Most of you are probably aware of how well Fr. Brendan lived his retirement years in Vancouver (2005-17). He purchased the seniors’ bus pass and every day when he felt like it, he would head off on the bus to a library or park or place of interest (a museum or gathering of some sort) or an event. He even used the pass a number of times to take the ferry to Vancouver Island and spend the day in Victoria. Blessedly he kept his cheery disposition and sharp, curious intellect right to the end. And I don’t think he ever said no to an invitation for a meal or a cup of tea (or something) from the many, many friends he had. His palliative home care team told Fr. Babu that he was the loveliest patient they had ever attended.

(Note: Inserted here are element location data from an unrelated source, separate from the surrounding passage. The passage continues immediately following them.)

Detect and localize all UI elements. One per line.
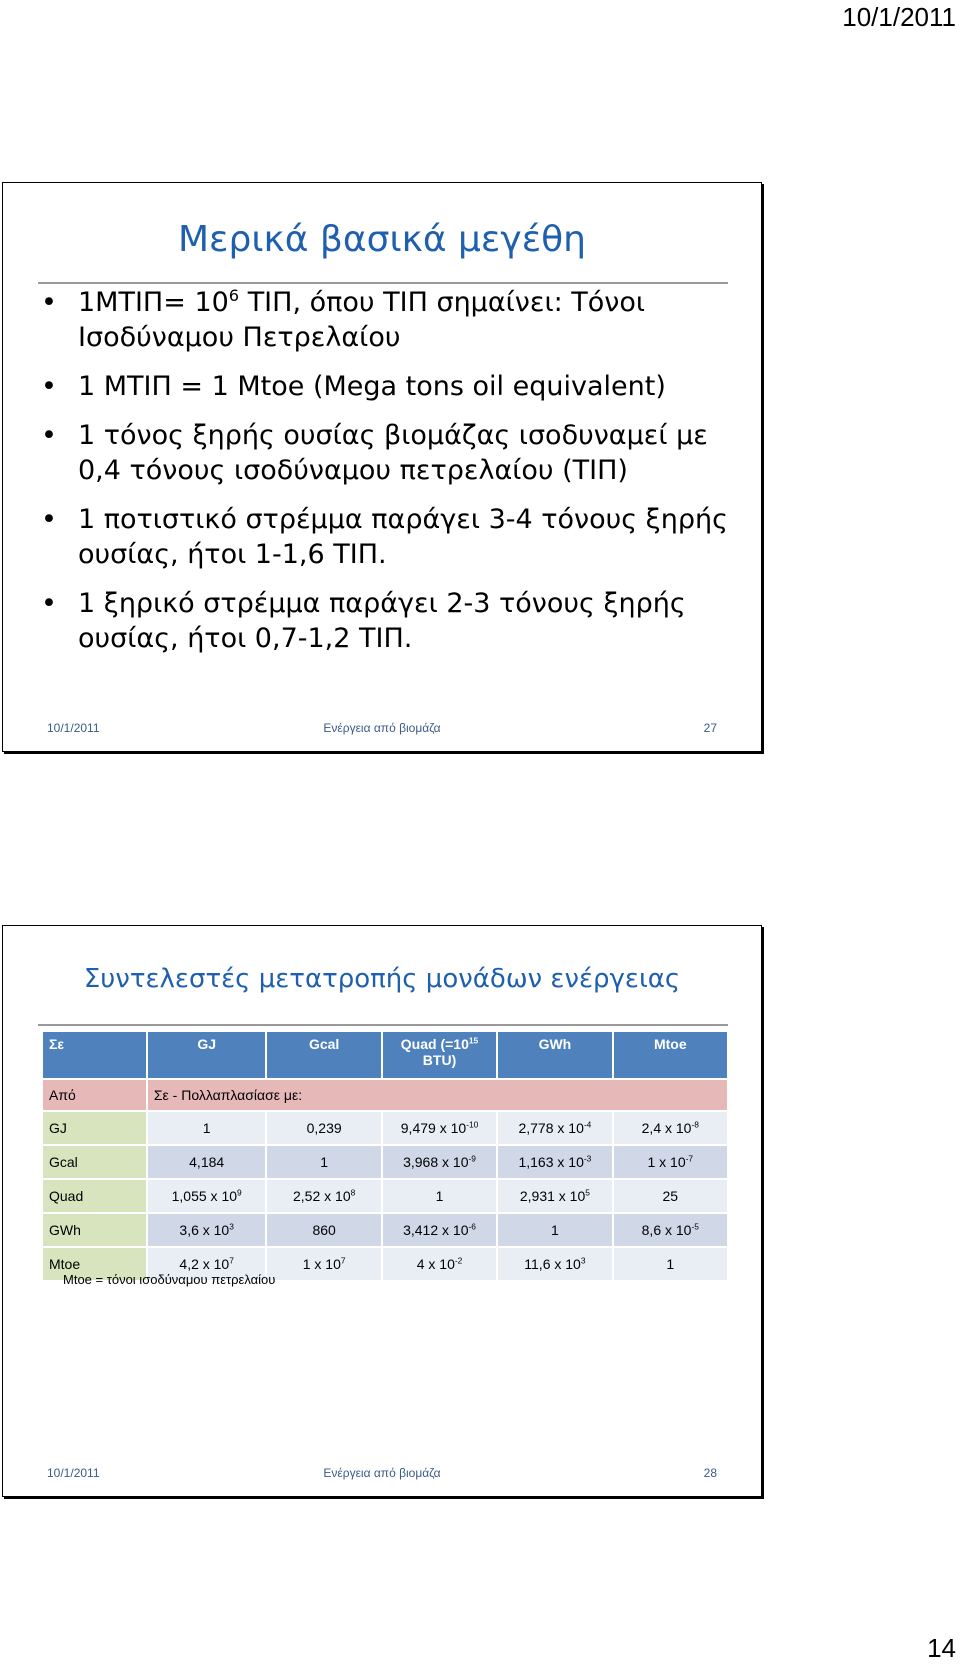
footnote: Mtoe = τόνοι ισοδύναμου πετρελαίου [63,1272,276,1287]
from-label: Από [43,1080,146,1110]
slide-28 [2,925,762,1497]
table-row [43,1146,727,1178]
table-cell: 1 [498,1214,611,1246]
row-label: Quad [43,1180,146,1212]
bullet-item: • $1MTI\Pi= 10^6$ ΤΙΠ, όπου ΤΙΠ σημαίνει: Τόνοι Ισοδύναμου Πετρελαίου [41,286,646,353]
table-header-row [43,1032,727,1078]
bullet-item: • 1 ΜΤΙΠ = 1 Mtoe (Mega tons oil equivalent) [41,371,666,402]
table-cell: 1,163 x $10^{-3}$ [498,1146,611,1178]
table-cell: 860 [267,1214,380,1246]
row-label: GJ [43,1112,146,1144]
table-row [43,1214,727,1246]
bullet-icon: • [41,287,57,318]
bullet-icon: • [41,588,57,619]
conversion-table [41,1030,729,1282]
table-cell: 1 [267,1146,380,1178]
from-row [43,1080,727,1110]
header-cell: Σε [43,1032,146,1078]
table-cell: 1 [383,1180,496,1212]
title-divider [38,282,728,284]
table-cell: 8,6 x $10^{-5}$ [614,1214,727,1246]
table-cell: 2,52 x $10^8$ [267,1180,380,1212]
header-cell: GWh [498,1032,611,1078]
table-cell: 3,968 x $10^{-9}$ [383,1146,496,1178]
table-cell: 1 [148,1112,266,1144]
table-cell: 2,778 x $10^{-4}$ [498,1112,611,1144]
title-divider [38,1024,728,1026]
slide-number: 27 [703,721,717,735]
row-label: Gcal [43,1146,146,1178]
footer-title: Ενέργεια από βιομάζα [323,721,441,735]
page-date: 10/1/2011 [842,2,956,32]
table-row [43,1112,727,1144]
table-cell: 4 x $10^{-2}$ [383,1248,496,1280]
table-cell: 9,479 x $10^{-10}$ [383,1112,496,1144]
table-cell: 1 x $10^{-7}$ [614,1146,727,1178]
footer-title: Ενέργεια από βιομάζα [323,1466,441,1480]
slide-title: Συντελεστές μετατροπής μονάδων ενέργειας [83,964,681,994]
header-cell: Gcal [267,1032,380,1078]
footer-date: 10/1/2011 [47,721,100,735]
table-cell: 0,239 [267,1112,380,1144]
table-cell: 2,931 x $10^5$ [498,1180,611,1212]
table-cell: 4,2 x $10^7$ [148,1248,266,1280]
slide-title: Μερικά βασικά μεγέθη [177,219,586,260]
table-cell: 1 x $10^7$ [267,1248,380,1280]
slide-number: 28 [703,1466,717,1480]
table-cell: 25 [614,1180,727,1212]
bullet-item: • 1 ποτιστικό στρέμμα παράγει 3-4 τόνους ξηρής ουσίας, ήτοι 1-1,6 ΤΙΠ. [41,504,728,570]
table-cell: 1 [614,1248,727,1280]
bullet-list [41,285,741,670]
bullet-item: • 1 ξηρικό στρέμμα παράγει 2-3 τόνους ξηρής ουσίας, ήτοι 0,7-1,2 ΤΙΠ. [41,588,686,654]
table-cell: 3,412 x $10^{-6}$ [383,1214,496,1246]
bullet-item: • 1 τόνος ξηρής ουσίας βιομάζας ισοδυναμεί με 0,4 τόνους ισοδύναμου πετρελαίου (ΤΙΠ) [41,420,708,486]
page-number: 14 [927,1633,956,1663]
row-label: Mtoe [43,1248,146,1280]
footer-date: 10/1/2011 [47,1466,100,1480]
table-cell: 11,6 x $10^3$ [498,1248,611,1280]
header-cell: Mtoe [614,1032,727,1078]
slide-27 [2,182,762,752]
row-label: GWh [43,1214,146,1246]
table-cell: 1,055 x $10^9$ [148,1180,266,1212]
header-cell: GJ [148,1032,266,1078]
from-note: Σε - Πολλαπλασίασε με: [148,1080,727,1110]
table-cell: 2,4 x $10^{-8}$ [614,1112,727,1144]
header-cell: Quad ($=10^{15}$ BTU) [383,1032,496,1078]
table-cell: 3,6 x $10^3$ [148,1214,266,1246]
table-row [43,1180,727,1212]
bullet-icon: • [41,504,57,535]
bullet-icon: • [41,371,57,402]
table-cell: 4,184 [148,1146,266,1178]
bullet-icon: • [41,420,57,451]
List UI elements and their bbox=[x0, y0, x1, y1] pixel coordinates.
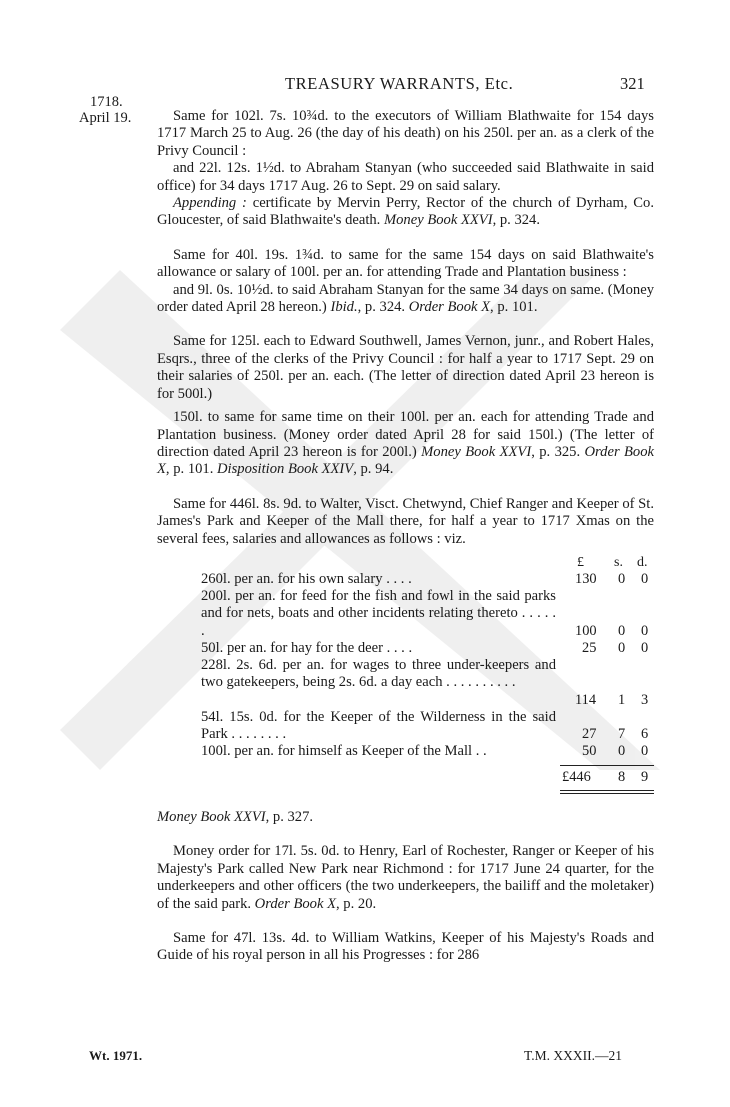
ref-order-book: Order Book X bbox=[157, 443, 655, 478]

Speaking as a confrere and provincial, it was always a treat to spend some time in Vancouver during Fr. Brendan’s retirement years. There were interesting conversations, good stories, great chuckles, and sometimes great moments as when he would quote poems from memory. He always radiated a sense of gracious presence and genuine welcome. He remains our teacher and a part of our identity and we shall miss him. We laid Fr. Brendan to rest at Holy Cross cemetery in Edmonton on Feb. 16th. Almost a dozen people from St. Alphonsus Parish, where Fr. Brendan had first worked way back in the 1960s upon his arrival in Canada, joined the Redemptorists from Villa Marguerite and Vancouver to say farewell. It was a beautiful morning, unusually warm for Edmonton in February, but a tribute to this man who spread his Irish warmth wherever he went.